A ideia da reforma política, que atende à óbvia necessidade de corrigir graves distorções e aprimorar o sistema político-partidário, transforma-se, como tem sido reiteradamente exposto neste espaço, numa enorme farsa, mero pretexto para a adoção de casuísmos que facilitem a renovação dos atuais mandatos parlamentares com os privilégios a eles inerentes. Não basta a aberrante criação de um fundo eleitoral multibilionário para injetar recursos públicos no financiamento de campanhas eleitorais. Os parlamentares dos partidos maiores querem, antes de definir os critérios por meio dos quais a dinheirama vai ser distribuída, garantir a possibilidade do aumento dos repasses a que terão direito em função do aumento de suas bancadas na Câmara e no Senado. Para tanto, precisam que seja aberta ainda este ano uma nova “janela” de 30 dias para troca de partido sem perda de mandato, já que a “janela” existente só funciona entre fevereiro e março nos anos em que há eleições. A próxima, portanto, só em 2018. Querem também que mude a regra que estabelece que o deputado que troca de partido não é levado em conta para efeito do cálculo do tamanho da bancada.
Nos últimos anos, o equilíbrio de forças determinado pela criação de novas legendas provocou várias alterações casuísticas tanto na Constituição como na lei ordinária. No que se refere à troca de partidos, os parlamentares querem agora mais liberdade: a antecipação da “janela” de transferência para este segundo semestre e que sua adesão à nova legenda conte para efeito de distribuição do fundo eleitoral. Cabe a pergunta: no que essas duas modificações contribuirão para algo mais do que a conveniência de parlamentares convencidos de que só a troca de partido poderá viabilizar sua reeleição e de lideranças partidárias ansiosas para acumular poder com o aumento artificial de suas bancadas?
Como informou o Estado, o acordo para a decretação do novo casuísmo já foi fechado em Brasília para ser votado no Congresso assim que acabe o recesso, em agosto.
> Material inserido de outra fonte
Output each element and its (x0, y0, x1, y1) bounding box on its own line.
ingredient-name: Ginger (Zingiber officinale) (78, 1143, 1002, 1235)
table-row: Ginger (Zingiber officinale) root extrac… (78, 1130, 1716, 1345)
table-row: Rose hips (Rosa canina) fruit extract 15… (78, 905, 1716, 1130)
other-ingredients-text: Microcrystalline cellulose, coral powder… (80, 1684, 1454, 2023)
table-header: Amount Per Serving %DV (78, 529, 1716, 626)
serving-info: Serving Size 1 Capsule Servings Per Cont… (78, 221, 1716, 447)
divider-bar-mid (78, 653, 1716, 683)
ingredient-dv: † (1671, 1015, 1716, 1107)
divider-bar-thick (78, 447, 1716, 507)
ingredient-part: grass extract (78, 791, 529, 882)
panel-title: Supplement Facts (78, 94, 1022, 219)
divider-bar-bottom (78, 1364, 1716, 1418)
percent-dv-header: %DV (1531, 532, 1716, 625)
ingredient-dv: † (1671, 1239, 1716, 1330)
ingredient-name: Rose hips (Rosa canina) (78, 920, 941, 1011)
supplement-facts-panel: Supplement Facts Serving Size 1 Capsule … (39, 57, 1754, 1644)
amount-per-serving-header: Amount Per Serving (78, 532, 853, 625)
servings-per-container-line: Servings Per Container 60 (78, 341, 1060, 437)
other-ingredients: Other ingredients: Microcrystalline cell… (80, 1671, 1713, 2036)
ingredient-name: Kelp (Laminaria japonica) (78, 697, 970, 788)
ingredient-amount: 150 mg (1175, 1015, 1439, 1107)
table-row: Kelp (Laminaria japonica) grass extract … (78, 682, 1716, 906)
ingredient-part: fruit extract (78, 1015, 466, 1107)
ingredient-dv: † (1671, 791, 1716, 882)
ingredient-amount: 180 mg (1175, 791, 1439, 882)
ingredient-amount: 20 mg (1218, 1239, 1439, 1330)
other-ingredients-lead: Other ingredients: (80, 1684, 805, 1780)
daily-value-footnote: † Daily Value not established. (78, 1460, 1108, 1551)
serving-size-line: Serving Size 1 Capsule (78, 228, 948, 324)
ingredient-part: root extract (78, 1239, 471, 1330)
Após reunião realizada na terça-feira passada na casa do presidente da Câmara, Rodrigo Maia (DEM-RJ), um dos participantes, o deputado Danilo Forte (PSB-CE), tentou explicar o que passa pela cabeça de seus pares: “A reforma política vai antecipar para setembro ou outubro a ‘janela’. Há um inconformismo muito grande tanto em bancadas da base aliada quanto da oposição”.
Isso que Forte diz fazer parte da “reforma política” implica, além de mais um deplorável casuísmo, aquilo que o relator da reforma na Comissão Especial da Câmara, o petista Vicente Cândido (SP), definiu como “mercantilização dos mandatos”. Autor da indecorosa “Emenda Lula”, Cândido perdeu a autoridade moral para propor o que quer que seja depois de ter tentado blindar a candidatura presidencial do dono do PT. Mas a “mercantilização” a que ele se refere já ocorreu em 2013, quando foram criados novos partidos, como o Pros e o Solidariedade, e deputados envolvidos em troca de legenda negociaram o direito a parte dos recursos adicionais do fundo partidário.
De acordo com as regras atuais, a divisão dos recursos públicos do Fundo Partidário para financiamento de partidos e candidatos tem como critério apenas o número de votos conquistados por cada legenda na eleição anterior à Câmara dos Deputados, reservados 5% para serem igualmente divididos entre todos os partidos. Agora, as maiores legendas, que acreditam que serão as maiores beneficiadas com as transferências partidárias que estão sendo negociadas, estão pressionando, segundo o jornal Valor, para que seja adotado um modelo híbrido em que 49% dos recursos sejam divididos de acordo com os votos conquistados em 2014 para deputado federal; 15% levando em conta o tamanho atual de cada bancada no Senado; 34% obedecendo ao mesmo critério na Câmara; e 2% rateados entre todas as legendas. Diante de cálculos tão imaginosos, é compreensível que os parlamentares não tenham disposição para trabalhar em propostas que contribuam para uma reforma política digna do nome.